Language doesn’t seem to be on their side, does it?.. When referring to people it’s gender-based and binary by nature, and using a plural pronoun to refer to a single person is just awkward. I mean, it goes against the most basic concepts we have of the world and how we perceive it and interact with it. It also creates ambiguous and hard to read sentences. Also, in a foreign latin language like Portuguese or Spanish, the plural also has gender - “eles e elas”, “he-them and she-them”, and no middle ground, how does that work in those languages? I would imagine very many people get it very wrong all the time through no fault of their own.

Which is why I used to think all those things I said about “the world can’t be expected to change its language to pamper to a minority”. I don’t think that anymore, because turns out - who knew? - that’s what progress and evolution are all about, but it still makes be uneasy. Language is supposed to be for communication; for some people it’s a minefield, as you experienced with your friend.

Hmmm, that’s true of a number of different people, and not necessarily minorities or people with any disability or anything. Food for thought.

Maybe language needs to evolve some more? Currently we’ve done away with “spokesman” in favour of “spokesperson” et al, which I personally find rather silly as I always thought the “man” stood for “human” and happens to be the common common ground between the words man and wo_man, but it’s done and dusted (and some people just go ahead and ignore it). Maybe instead of that sort of reductionism there should be an expansion…

I mean, I’m thinking aloud here, but these difficulties in even referring to a trans person by virtue of accidently saying the wrong things (I guess your comment was because, despite you knowing some things about your friend full well, your brain was still geared to look at him in a specific gender due to physical reasons and our internal wiring and the way we look at a person and recognise facial features, state of mind, and yeah, gender. That’s though on your friend, but rewiring everyone else’s brain? It would be a good thing, but oh boy what a struggle. One worth fighting, I guess, in the end, but it’s epic) are part of the whole reason, I’m sure, that some parts of society have a hard time accepting non-cis people. If you don’t even know how to refer to them, it becomes very hard to let them into your world view; where will they fit?
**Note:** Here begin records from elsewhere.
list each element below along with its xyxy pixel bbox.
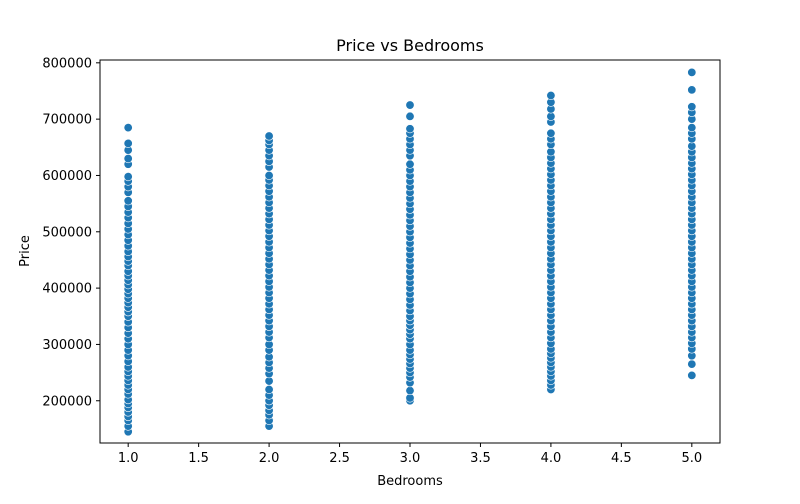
x-tick-label: 4.5 [611, 451, 632, 466]
y-tick-label: 400000 [42, 282, 92, 297]
data-point [687, 123, 697, 133]
x-tick-label: 2.5 [329, 451, 350, 466]
x-tick-label: 3.0 [400, 451, 421, 466]
data-point [405, 159, 415, 169]
data-point [546, 90, 556, 100]
data-point [123, 123, 133, 133]
y-axis-ticks: 200000 300000 400000 500000 600000 700000 8000… [42, 56, 100, 409]
data-point [123, 138, 133, 148]
data-points [123, 67, 697, 437]
data-point [546, 128, 556, 138]
data-point [687, 370, 697, 380]
data-point [264, 384, 274, 394]
x-axis-label: Bedrooms [377, 474, 443, 489]
chart-title: Price vs Bedrooms [336, 36, 484, 55]
data-point [687, 85, 697, 95]
x-tick-label: 5.0 [681, 451, 702, 466]
y-tick-label: 600000 [42, 169, 92, 184]
data-point [405, 111, 415, 121]
x-tick-label: 3.5 [470, 451, 491, 466]
x-tick-label: 1.5 [188, 451, 209, 466]
x-tick-label: 1.0 [118, 451, 139, 466]
y-axis-label: Price [18, 235, 33, 267]
x-axis-ticks: 1.0 1.5 2.0 2.5 3.0 3.5 4.0 4.5 5.0 [118, 443, 702, 466]
y-tick-label: 300000 [42, 338, 92, 353]
y-tick-label: 500000 [42, 225, 92, 240]
data-point [405, 100, 415, 110]
data-point [687, 67, 697, 77]
data-point [123, 154, 133, 164]
data-point [687, 102, 697, 112]
y-tick-label: 200000 [42, 394, 92, 409]
data-point [123, 196, 133, 206]
y-tick-label: 800000 [42, 56, 92, 71]
x-tick-label: 4.0 [541, 451, 562, 466]
data-point [123, 172, 133, 182]
data-point [264, 131, 274, 141]
data-point [687, 359, 697, 369]
data-point [264, 170, 274, 180]
data-point [405, 386, 415, 396]
x-tick-label: 2.0 [259, 451, 280, 466]
y-tick-label: 700000 [42, 113, 92, 128]
data-point [405, 124, 415, 134]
It’s a hairy problem, and one that generates a lot of passion from everyone involved, and that makes it tricky to talk about; someone’ll get hurt or offended. I suppose that’s why these games exist; in their own way, they get people to realise something fundamental about other people. And they get people to stop and think about this in a new light. Then a guy or two reviews the game, and some people comment on it, and they’re seriously giving the issue some thought.

So, hey. IF can change the world, and in this case it’s Twine doing it. One person at a time. That’s enough, isn’t it? All it takes is for two people to educate their child properly, to teach respect and tolerance and to teach how big and how varied the world is and how there’s space - there should be, at least - for everyone under the sun. And maybe those two people, educating their child, got to be that way because they played a little game or two that taught them something they never even thought about much.
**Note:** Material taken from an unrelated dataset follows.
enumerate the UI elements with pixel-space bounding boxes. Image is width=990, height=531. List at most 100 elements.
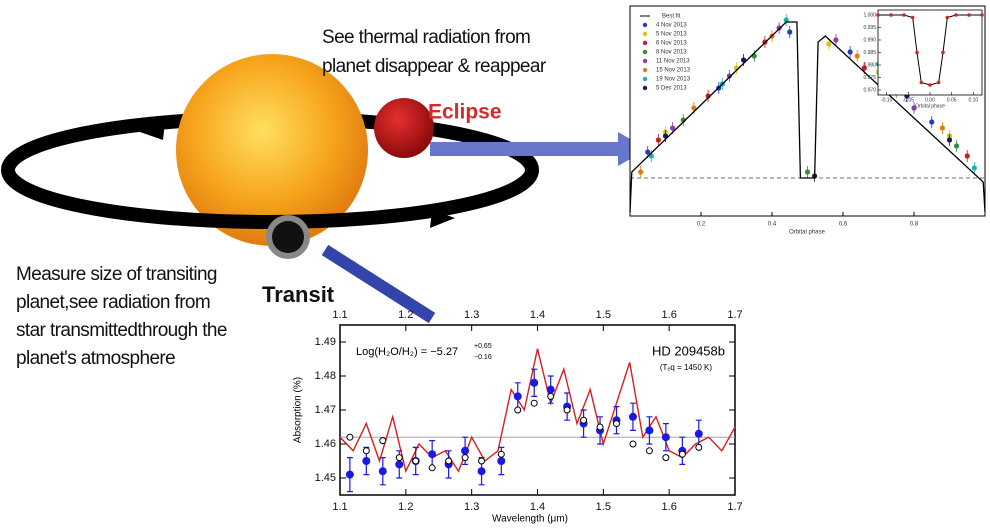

My philosophy (because I’m crazy for metaphors): Everyone deserves a place at the table. If the existing meal doesn’t suit someone, they should make their preferences known for future reference, but not take offense that the chef did not pre-divine their personal tastes. Nobody has the right to demand a public table be completely rebuilt to suit them.

I think some people would just be happy that their dish is on the menu, or that they have an alternative available for them. I guess some restaurants have steep policies about what they serve.

Of course, the best thing to do then is go to another restaurant. I suppose our job is to ensure there are enough restaurants that will be able to accomodate them.

(because I really enjoy extending a metaphor)

I just wanted to say thanks for mentioning this game. I started playing it a couple days ago and haven’t had a chance to finish, but once I do I’ll read the rest of your review and have something to say about it.

So, this is a linear story about a person’s experience, told through a medium that uses interactivity to make the story more engaging; it’s not so much a game as an experience delivery system. The “inner voice” text popping up in the middle of paragraphs conveys a feeling of nagging distraction in a way that’s hard to do in static fiction or even parser IF.

I’m pretty familiar and sympathetic with the issues at the center of this piece already, so I wouldn’t say it changed my outlook on anything, but I was surprised by the bit about how the author likes going to restaurants because she can always count on waitstaff being friendly – it never would’ve occurred to me, but it makes perfect sense.

You know, this often happens - I go on for words and paragraphs and pages, then someone comes along and goes straight to the crux of it, and I think “Huh. I kinda got lost and forgot to address what this person said in such a succint way”. :wink:

I suppose, though, that your analysis makes this game nice fodder for the recent “What is IF?” (or even, if I understand right, “What makes it interactive?”) discussion.